Digital access, however, is still essential. That’s because this is a generation on the go that uses their phones and other mobile devices as an extension of themselves.
Benefits of Digital Learning
There are a few important advantages to digital learning we want to highlight.
For starters, when you make their reading materials accessible online, students are more likely to consume them at their own leisure - anytime, anywhere.
Digital learning is also flexible in that it can be updated in real-time. This can’t be done with physical textbooks because they can’t be updated until the next printing.
The advent of eLearning gives instructors the opportunity to provide their students with additional materials, resources, and yes - assignments, that can help enrich the learning process in a way that may be more familiar to the learner.
Here’s an example using a History course. The facts of a much-studied subject, like the American Revolution, aren’t going to change anytime soon. Names, dates, and places will remain the same. With digital resources at their fingertips, students can dig deeper into the material than a textbook allows. Perhaps they’ll be able to navigate a map showing them the route Paul Revere took as he rode through Massachusetts with his warning, or take a look inside a colonial home. They’ll also be able to take quizzes on the subject matter, testing their knowledge and ensuring that they’ve retained the key concepts.

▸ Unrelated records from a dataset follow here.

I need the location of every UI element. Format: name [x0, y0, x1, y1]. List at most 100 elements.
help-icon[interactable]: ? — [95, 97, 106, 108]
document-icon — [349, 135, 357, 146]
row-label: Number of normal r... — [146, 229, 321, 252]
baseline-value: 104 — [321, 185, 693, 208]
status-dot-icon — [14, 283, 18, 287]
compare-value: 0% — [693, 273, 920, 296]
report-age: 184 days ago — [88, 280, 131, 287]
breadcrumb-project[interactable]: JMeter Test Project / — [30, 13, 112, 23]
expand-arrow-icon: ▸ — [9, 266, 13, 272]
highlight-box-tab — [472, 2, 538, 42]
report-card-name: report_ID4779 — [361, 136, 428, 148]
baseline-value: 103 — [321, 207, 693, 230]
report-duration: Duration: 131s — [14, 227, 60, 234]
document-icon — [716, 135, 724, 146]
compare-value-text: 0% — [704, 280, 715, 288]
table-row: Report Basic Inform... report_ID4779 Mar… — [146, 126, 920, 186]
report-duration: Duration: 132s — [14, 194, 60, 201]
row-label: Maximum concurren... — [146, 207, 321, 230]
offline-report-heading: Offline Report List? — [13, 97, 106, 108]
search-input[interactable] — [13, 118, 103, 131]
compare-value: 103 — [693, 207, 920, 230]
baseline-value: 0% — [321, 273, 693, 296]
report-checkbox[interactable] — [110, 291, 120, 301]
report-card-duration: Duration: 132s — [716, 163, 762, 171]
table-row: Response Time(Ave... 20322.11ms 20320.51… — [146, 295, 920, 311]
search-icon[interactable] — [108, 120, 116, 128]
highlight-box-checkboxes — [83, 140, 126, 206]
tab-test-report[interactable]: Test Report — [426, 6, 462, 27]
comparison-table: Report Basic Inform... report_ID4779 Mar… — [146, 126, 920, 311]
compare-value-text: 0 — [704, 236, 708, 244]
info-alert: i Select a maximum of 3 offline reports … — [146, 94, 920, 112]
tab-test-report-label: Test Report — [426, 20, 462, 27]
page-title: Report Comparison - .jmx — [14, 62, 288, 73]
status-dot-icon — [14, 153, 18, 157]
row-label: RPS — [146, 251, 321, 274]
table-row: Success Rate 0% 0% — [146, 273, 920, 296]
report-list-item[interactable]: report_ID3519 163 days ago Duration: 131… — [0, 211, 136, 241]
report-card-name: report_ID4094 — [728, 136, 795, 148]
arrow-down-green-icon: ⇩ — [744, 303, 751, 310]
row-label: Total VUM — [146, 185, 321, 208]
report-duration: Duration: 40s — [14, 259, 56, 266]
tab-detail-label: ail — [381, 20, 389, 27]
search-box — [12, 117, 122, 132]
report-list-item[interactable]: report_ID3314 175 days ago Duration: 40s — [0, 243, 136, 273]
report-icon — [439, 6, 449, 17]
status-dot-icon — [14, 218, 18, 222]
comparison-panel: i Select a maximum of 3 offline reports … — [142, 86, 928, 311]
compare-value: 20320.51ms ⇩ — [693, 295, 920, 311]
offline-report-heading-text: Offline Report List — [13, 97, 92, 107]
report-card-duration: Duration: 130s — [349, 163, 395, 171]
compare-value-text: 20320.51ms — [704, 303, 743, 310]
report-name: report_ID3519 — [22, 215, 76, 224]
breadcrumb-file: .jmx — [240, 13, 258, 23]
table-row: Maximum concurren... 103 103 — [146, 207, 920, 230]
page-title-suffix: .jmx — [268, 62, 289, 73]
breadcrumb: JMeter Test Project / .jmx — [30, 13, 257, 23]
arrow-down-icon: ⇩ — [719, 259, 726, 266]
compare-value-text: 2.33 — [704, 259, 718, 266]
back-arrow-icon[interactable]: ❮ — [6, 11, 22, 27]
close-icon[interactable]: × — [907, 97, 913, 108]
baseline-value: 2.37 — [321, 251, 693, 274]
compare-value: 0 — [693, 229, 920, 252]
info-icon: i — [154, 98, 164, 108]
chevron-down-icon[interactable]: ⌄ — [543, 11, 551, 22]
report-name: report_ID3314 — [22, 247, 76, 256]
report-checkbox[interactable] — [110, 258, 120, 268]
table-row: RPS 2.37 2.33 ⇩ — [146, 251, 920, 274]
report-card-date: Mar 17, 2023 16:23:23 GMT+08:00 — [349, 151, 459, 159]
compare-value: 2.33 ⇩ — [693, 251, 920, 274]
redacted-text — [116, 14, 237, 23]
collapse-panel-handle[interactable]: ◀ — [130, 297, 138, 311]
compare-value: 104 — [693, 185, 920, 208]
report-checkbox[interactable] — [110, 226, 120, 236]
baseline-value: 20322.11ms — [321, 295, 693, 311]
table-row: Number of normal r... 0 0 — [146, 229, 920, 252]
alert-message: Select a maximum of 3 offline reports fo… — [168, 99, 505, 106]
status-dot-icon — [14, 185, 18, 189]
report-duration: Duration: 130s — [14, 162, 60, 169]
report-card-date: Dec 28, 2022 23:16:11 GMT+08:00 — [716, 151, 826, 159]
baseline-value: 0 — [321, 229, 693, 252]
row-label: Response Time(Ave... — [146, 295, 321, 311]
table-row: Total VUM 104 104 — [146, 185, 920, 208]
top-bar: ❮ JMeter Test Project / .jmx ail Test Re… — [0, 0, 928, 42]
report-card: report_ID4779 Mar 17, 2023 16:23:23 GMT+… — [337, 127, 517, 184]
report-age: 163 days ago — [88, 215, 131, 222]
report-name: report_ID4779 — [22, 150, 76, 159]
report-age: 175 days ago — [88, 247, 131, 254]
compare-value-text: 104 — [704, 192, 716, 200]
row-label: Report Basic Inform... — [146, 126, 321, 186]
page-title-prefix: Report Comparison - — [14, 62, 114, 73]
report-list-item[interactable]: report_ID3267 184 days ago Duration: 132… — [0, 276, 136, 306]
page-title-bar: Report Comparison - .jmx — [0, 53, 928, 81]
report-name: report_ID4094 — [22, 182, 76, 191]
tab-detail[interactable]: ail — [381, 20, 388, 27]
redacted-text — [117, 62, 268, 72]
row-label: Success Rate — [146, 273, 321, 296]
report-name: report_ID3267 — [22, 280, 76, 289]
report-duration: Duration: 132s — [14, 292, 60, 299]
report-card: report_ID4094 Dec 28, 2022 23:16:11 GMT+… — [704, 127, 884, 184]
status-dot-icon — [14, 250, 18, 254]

In addition, instructors will be able to follow along with their students’ progress without having to literally peer over their shoulders. Sitting in a lecture hall with 300 students can be difficult for an instructor to gauge who’s paying attention or not, let alone get a sense of their individual, group or overall understanding. Especially when everyone is, theoretically, taking notes on their laptop.
Most importantly, digital learning lets you infuse additional materials and resources into a course. Even if the facts are unlikely to change, it’s possible that new information - regardless of the subject matter - will become available to help guide the learning experience. Take our earlier example of the History course - it could be amplified by providing students with access to a recently published scholarly article that dives deeper into part of the subject matter. Or, it can give them a fun bit of additional information that could enrich the class.